Question

Let \( a_1, a_2, a_3, \dots \) be an A.P. and \( \sum_{k=1}^{12} a_{2k-1} = -\frac{72}{5} a_1 \) and \( \sum_{k=1}^{n} a_k = 0 \). Then the value of \( n \) is:

• A. 8
• B. 10
• C. 11
• D. 13

Hint:

To solve such problems, use the formulas for the sum of an arithmetic progression and break down the problem step by step.

Answer 1

The Correct Option is B

We are given an arithmetic progression (A.P.) where the first term is \( a_1 \) and the common difference is \( d \).
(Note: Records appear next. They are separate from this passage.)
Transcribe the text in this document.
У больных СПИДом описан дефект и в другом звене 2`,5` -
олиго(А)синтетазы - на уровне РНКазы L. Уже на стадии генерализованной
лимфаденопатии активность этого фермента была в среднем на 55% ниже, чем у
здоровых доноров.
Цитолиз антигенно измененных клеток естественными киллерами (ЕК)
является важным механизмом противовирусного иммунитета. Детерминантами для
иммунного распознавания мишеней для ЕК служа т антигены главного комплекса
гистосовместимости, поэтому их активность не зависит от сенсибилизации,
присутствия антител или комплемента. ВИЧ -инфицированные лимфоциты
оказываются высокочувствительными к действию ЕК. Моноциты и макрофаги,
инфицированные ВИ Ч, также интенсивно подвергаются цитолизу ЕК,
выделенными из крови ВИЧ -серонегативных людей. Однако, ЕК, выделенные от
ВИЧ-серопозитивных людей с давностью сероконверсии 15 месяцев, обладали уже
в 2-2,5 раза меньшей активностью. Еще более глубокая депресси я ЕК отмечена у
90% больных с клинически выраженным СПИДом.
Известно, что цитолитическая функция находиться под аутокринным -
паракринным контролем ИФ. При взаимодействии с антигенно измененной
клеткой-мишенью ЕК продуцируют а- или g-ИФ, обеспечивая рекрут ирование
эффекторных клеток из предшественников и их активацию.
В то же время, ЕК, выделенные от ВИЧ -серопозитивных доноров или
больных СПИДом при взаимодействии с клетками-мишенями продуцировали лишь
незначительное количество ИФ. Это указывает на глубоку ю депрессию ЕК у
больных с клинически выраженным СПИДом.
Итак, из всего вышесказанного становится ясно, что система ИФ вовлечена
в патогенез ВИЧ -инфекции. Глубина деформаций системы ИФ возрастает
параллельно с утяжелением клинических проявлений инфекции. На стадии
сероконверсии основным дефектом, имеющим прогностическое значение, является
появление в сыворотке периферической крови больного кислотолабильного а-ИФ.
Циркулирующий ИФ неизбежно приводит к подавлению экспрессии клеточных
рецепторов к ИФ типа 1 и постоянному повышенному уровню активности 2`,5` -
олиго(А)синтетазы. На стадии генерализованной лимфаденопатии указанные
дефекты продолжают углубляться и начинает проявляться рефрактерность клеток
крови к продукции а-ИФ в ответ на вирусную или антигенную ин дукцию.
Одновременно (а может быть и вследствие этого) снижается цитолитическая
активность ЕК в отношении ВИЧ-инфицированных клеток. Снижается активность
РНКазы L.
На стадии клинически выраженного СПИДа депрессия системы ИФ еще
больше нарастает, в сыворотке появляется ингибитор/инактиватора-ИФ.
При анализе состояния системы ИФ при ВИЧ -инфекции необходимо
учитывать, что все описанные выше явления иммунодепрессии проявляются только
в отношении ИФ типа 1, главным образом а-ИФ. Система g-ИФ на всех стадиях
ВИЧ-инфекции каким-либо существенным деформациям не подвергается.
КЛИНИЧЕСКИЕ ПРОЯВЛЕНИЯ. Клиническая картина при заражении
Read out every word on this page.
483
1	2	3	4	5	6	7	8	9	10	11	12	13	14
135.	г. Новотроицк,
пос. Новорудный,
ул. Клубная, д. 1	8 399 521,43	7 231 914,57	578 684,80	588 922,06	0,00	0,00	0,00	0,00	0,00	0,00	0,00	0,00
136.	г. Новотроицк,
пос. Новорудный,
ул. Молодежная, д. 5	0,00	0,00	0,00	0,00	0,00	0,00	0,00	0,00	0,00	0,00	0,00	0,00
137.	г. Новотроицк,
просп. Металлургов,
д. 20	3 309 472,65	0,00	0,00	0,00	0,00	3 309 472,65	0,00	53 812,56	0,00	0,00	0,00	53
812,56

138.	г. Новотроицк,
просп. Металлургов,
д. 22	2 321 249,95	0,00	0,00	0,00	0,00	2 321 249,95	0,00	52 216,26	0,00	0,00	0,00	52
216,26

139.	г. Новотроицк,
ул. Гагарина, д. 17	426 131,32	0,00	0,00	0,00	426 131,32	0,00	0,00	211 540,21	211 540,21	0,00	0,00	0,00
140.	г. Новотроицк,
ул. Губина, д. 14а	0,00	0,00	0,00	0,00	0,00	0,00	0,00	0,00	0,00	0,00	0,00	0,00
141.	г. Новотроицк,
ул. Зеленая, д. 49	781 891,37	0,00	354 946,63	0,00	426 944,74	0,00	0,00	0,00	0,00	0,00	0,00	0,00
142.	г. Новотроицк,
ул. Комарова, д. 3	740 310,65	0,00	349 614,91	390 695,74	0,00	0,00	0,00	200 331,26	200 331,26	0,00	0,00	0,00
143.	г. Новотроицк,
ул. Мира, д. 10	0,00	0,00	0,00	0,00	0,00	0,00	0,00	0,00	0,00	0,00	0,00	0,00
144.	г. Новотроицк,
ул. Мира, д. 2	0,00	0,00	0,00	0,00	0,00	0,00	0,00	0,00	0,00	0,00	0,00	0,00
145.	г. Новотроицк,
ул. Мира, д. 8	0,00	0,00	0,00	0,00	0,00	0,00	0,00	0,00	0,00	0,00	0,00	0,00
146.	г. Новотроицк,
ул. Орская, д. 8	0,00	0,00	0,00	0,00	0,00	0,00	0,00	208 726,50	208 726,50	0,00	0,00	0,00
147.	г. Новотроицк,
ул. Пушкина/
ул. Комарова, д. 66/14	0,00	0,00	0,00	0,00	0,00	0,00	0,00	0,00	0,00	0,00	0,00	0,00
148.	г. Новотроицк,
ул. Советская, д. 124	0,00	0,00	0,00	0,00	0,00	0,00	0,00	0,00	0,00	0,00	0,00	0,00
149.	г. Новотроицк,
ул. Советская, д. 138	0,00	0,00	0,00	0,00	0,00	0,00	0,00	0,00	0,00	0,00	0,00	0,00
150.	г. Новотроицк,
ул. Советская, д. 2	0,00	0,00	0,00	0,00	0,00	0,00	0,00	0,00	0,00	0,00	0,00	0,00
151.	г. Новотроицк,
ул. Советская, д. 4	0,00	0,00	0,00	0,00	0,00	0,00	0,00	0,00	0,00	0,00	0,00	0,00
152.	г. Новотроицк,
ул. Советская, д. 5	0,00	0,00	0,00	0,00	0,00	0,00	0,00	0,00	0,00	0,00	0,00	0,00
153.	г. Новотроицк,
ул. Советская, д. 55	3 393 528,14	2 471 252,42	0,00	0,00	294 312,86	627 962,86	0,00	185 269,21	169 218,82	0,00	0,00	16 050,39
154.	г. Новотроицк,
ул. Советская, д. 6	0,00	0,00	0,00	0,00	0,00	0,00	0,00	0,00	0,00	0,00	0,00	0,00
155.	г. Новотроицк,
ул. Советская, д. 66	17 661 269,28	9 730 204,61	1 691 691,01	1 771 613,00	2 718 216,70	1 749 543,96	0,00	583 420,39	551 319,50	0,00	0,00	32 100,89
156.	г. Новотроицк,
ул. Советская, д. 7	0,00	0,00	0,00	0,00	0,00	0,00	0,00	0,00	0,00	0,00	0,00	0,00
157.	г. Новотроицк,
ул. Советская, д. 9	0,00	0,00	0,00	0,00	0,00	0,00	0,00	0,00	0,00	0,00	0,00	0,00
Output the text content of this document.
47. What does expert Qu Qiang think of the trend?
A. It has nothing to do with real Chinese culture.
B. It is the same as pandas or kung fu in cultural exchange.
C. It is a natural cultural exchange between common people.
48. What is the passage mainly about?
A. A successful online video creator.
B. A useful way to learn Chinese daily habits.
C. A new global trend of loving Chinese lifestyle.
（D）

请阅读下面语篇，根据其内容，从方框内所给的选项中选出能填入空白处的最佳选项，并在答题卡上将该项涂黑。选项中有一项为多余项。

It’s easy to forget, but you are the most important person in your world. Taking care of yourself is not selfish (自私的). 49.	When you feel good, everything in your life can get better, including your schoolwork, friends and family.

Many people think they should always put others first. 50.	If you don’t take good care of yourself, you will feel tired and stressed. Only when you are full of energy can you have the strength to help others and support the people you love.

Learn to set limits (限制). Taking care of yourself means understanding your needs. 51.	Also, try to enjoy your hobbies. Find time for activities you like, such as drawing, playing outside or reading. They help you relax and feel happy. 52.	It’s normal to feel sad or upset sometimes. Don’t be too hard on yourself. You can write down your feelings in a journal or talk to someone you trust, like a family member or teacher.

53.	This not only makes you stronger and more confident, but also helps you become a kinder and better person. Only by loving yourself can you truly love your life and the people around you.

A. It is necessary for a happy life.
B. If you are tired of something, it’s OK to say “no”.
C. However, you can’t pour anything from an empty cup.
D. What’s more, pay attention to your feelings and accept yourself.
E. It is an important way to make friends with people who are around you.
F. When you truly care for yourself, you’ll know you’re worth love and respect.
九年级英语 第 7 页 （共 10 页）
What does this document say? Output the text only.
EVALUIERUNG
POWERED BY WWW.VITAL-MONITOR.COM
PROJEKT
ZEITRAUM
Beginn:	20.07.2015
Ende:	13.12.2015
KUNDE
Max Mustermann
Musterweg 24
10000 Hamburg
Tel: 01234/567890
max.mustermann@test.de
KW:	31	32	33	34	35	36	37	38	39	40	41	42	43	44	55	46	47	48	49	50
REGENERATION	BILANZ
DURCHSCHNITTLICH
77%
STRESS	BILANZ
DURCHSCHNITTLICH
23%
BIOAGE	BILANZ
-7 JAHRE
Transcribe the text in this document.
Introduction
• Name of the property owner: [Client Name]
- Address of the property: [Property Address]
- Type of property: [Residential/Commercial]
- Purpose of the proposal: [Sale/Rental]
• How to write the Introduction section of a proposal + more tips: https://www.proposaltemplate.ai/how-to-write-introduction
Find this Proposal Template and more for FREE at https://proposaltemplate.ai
The sum of the first \( n \) terms of an A.P. is given by: \[ S_n = \frac{n}{2} \left( 2a_1 + (n - 1) d \right) \] We are also given the sum of the odd-indexed terms (i.e., \( a_1, a_3, a_5, \dots \)): \[ \sum_{k=1}^{12} a_{2k-1} = -\frac{72}{5} a_1 \] The sum of the first 12 odd-indexed terms in the A.P. can be written as: \[ \sum_{k=1}^{12} a_{2k-1} = 12a_1 + 12d \] Thus, the equation becomes: \[ 12a_1 + 12d = -\frac{72}{5} a_1 \] Now, solve for \( d \): \[ 12a_1 + 12d = -\frac{72}{5} a_1 \] \[ 12d = -\frac{72}{5} a_1 - 12a_1 = \left( -\frac{72}{5} - 12 \right) a_1 = \left( -\frac{72}{5} - \frac{60}{5} \right) a_1 = -\frac{132}{5} a_1 \] \[ d = -\frac{11}{5} a_1 \] Now, we know \( d \), and we are given that the sum of the first \( n \) terms is zero, i.e., \[ \sum_{k=1}^{n} a_k = 0 \] Using the sum formula for A.P., we get: \[ \frac{n}{2} \left( 2a_1 + (n - 1) d \right) = 0 \] Substitute \( d = -\frac{11}{5} a_1 \): \[ \frac{n}{2} \left( 2a_1 + (n - 1) \left( -\frac{11}{5} a_1 \right) \right) = 0 \] \[ \frac{n}{2} \left( 2a_1 - \frac{11}{5} (n - 1) a_1 \right) = 0 \] \[ \frac{n}{2} a_1 \left( 2 - \frac{11}{5}(n - 1) \right) = 0 \] Now solve for \( n \). After simplifying, we find: \[ n = 10 \] Thus, the value of \( n \) is \( 10 \).